Quant à Scott Atran, tout occupé qu'il est à vouloir montrer que les opérations euclidiennes utilisées par les hominiens pour construire leurs outils, dériveraient de structures mentales innées, il rejette purement et simplement, comme des spéculations gratuites, les rapprochements que Leroi-Gourhan a esquissés entre les activités verbales et les activités techniques : jugeant sans doute que sa propre thèse, "d'inspiration kantienne", était beaucoup moins spéculative (cf. "Constraints on a theory of hominid tool-making behavior", L'Homme XXII (2) : 35-68)

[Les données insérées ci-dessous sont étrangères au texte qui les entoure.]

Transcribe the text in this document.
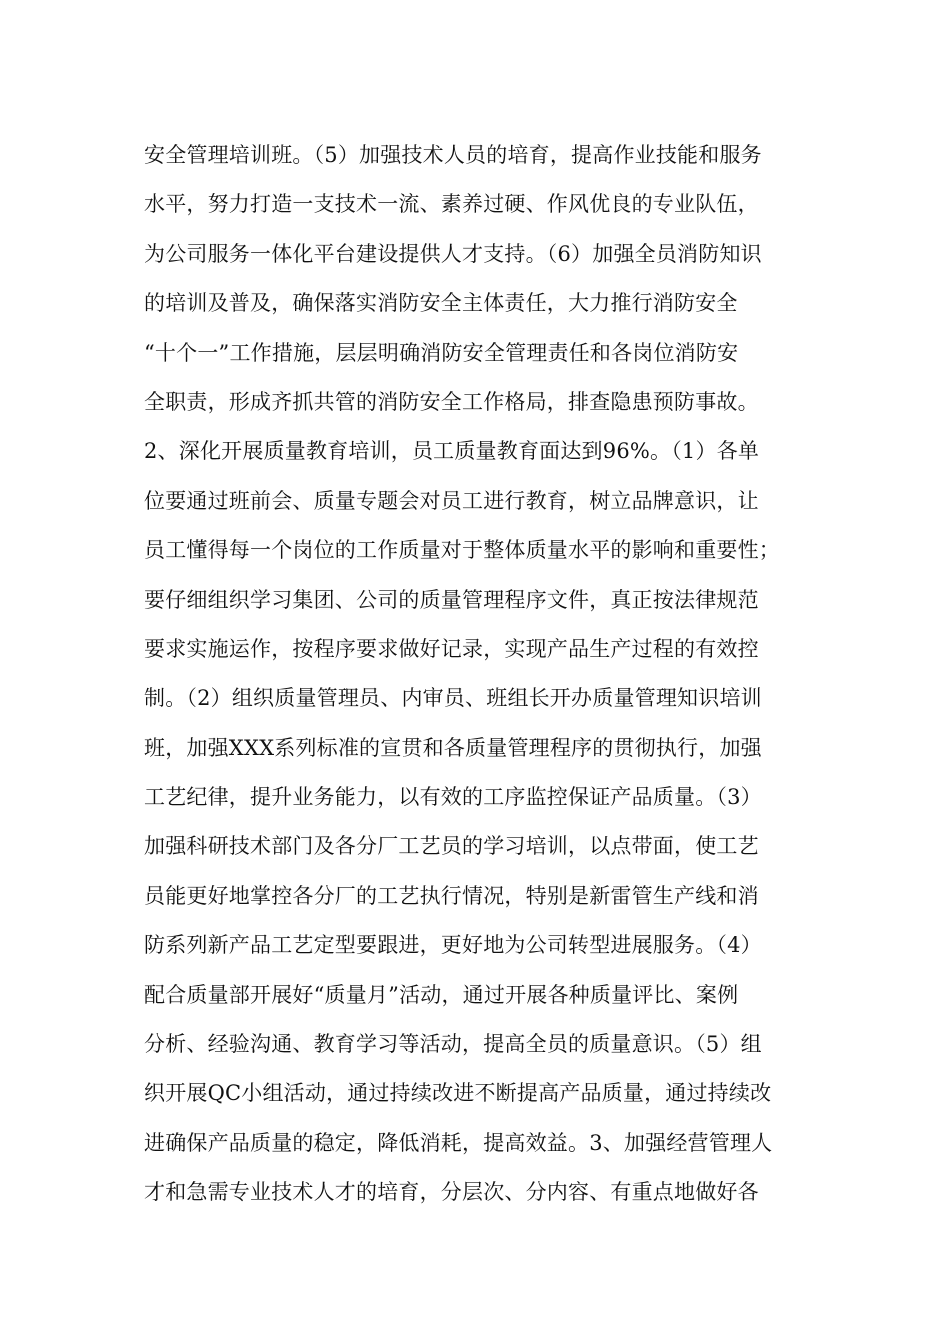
安全管理培训班。（5）加强技术人员的培育，提高作业技能和服务
水平，努力打造一支技术一流、素养过硬、作风优良的专业队伍，
为公司服务一体化平台建设提供人才支持。（6）加强全员消防知识
的培训及普及，确保落实消防安全主体责任，大力推行消防安全
“十个一”工作措施，层层明确消防安全管理责任和各岗位消防安
全职责，形成齐抓共管的消防安全工作格局，排查隐患预防事故。
2、深化开展质量教育培训，员工质量教育面达到96%。（1）各单
位要通过班前会、质量专题会对员工进行教育，树立品牌意识，让
员工懂得每一个岗位的工作质量对于整体质量水平的影响和重要性；
要仔细组织学习集团、公司的质量管理程序文件，真正按法律规范
要求实施运作，按程序要求做好记录，实现产品生产过程的有效控
制。（2）组织质量管理员、内审员、班组长开办质量管理知识培训
班，加强XXX系列标准的宣贯和各质量管理程序的贯彻执行，加强
工艺纪律，提升业务能力，以有效的工序监控保证产品质量。（3）
加强科研技术部门及各分厂工艺员的学习培训，以点带面，使工艺
员能更好地掌控各分厂的工艺执行情况，特别是新雷管生产线和消
防系列新产品工艺定型要跟进，更好地为公司转型进展服务。（4）
配合质量部开展好“质量月”活动，通过开展各种质量评比、案例
分析、经验沟通、教育学习等活动，提高全员的质量意识。（5）组
织开展QC小组活动，通过持续改进不断提高产品质量，通过持续改
进确保产品质量的稳定，降低消耗，提高效益。3、加强经营管理人
才和急需专业技术人才的培育，分层次、分内容、有重点地做好各
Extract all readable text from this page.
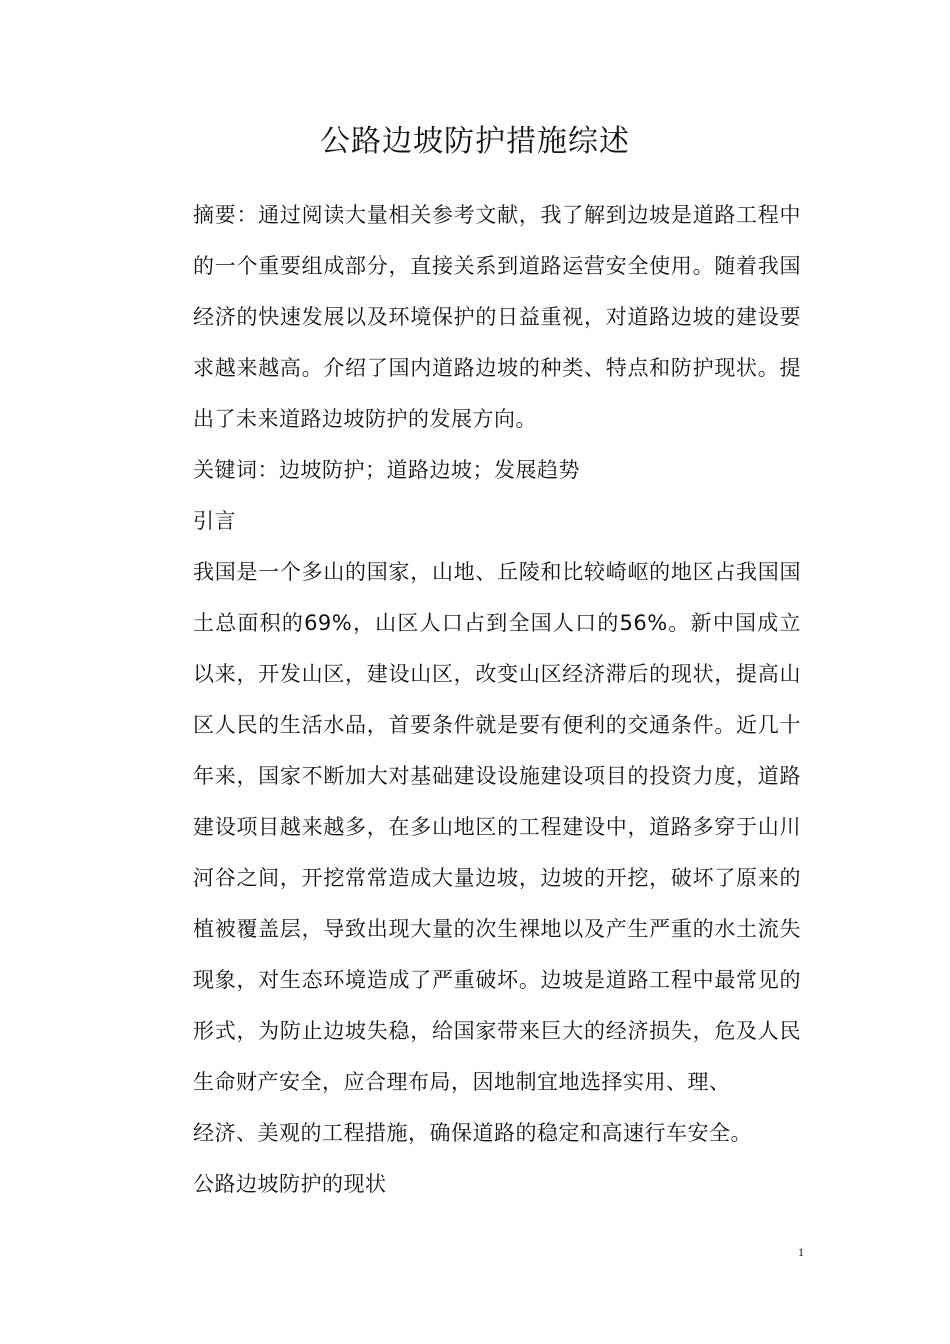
公路边坡防护措施综述

摘要：通过阅读大量相关参考文献，我了解到边坡是道路工程中的一个重要组成部分，直接关系到道路运营安全使用。随着我国经济的快速发展以及环境保护的日益重视，对道路边坡的建设要求越来越高。介绍了国内道路边坡的种类、特点和防护现状。提出了未来道路边坡防护的发展方向。

关键词：边坡防护；道路边坡；发展趋势

引言

我国是一个多山的国家，山地、丘陵和比较崎岖的地区占我国国土总面积的69%，山区人口占到全国人口的56%。新中国成立以来，开发山区，建设山区，改变山区经济滞后的现状，提高山区人民的生活水品，首要条件就是要有便利的交通条件。近几十年来，国家不断加大对基础建设设施建设项目的投资力度，道路建设项目越来越多，在多山地区的工程建设中，道路多穿于山川河谷之间，开挖常常造成大量边坡，边坡的开挖，破坏了原来的植被覆盖层，导致出现大量的次生裸地以及产生严重的水土流失现象，对生态环境造成了严重破坏。边坡是道路工程中最常见的形式，为防止边坡失稳，给国家带来巨大的经济损失，危及人民生命财产安全，应合理布局，因地制宜地选择实用、理、

经济、美观的工程措施，确保道路的稳定和高速行车安全。

公路边坡防护的现状

1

Ajoutons que si les cognitivistes rejettent, avec raison, l'idée que des hommes de cultures différentes vivraient dans des univers cognitifs différents, ils admettent un peu trop vite, nous semble-t-il, l'idée que des espèces différentes vivraient, quant à elles, dans des univers cognitifs différents. Ici encore, un Leroi-Gourhan, montrant que le même type de phénomènes esthétiques (plumages et chants chez les oiseaux, parures et rythmes musicaux chez les hommes, etc.) parvient à réaliser aussi bien l'identité des espèces que celle des ethnies, nous semble mieux rendre compte, et de l'unité du monde vivant et de la diversité culturelle qu'on rencontre parmi les hommes.

On regrette d'avoir à terminer par ces remarques polémiques qui sont certainement trop expéditives : mais elles n'ont d'autres fins que de rappeler, de façon un peu vive, l'importance des débats auxquels l'anthropologie, tiraillée entre des directions contraires, se trouve aujourd'hui confrontée.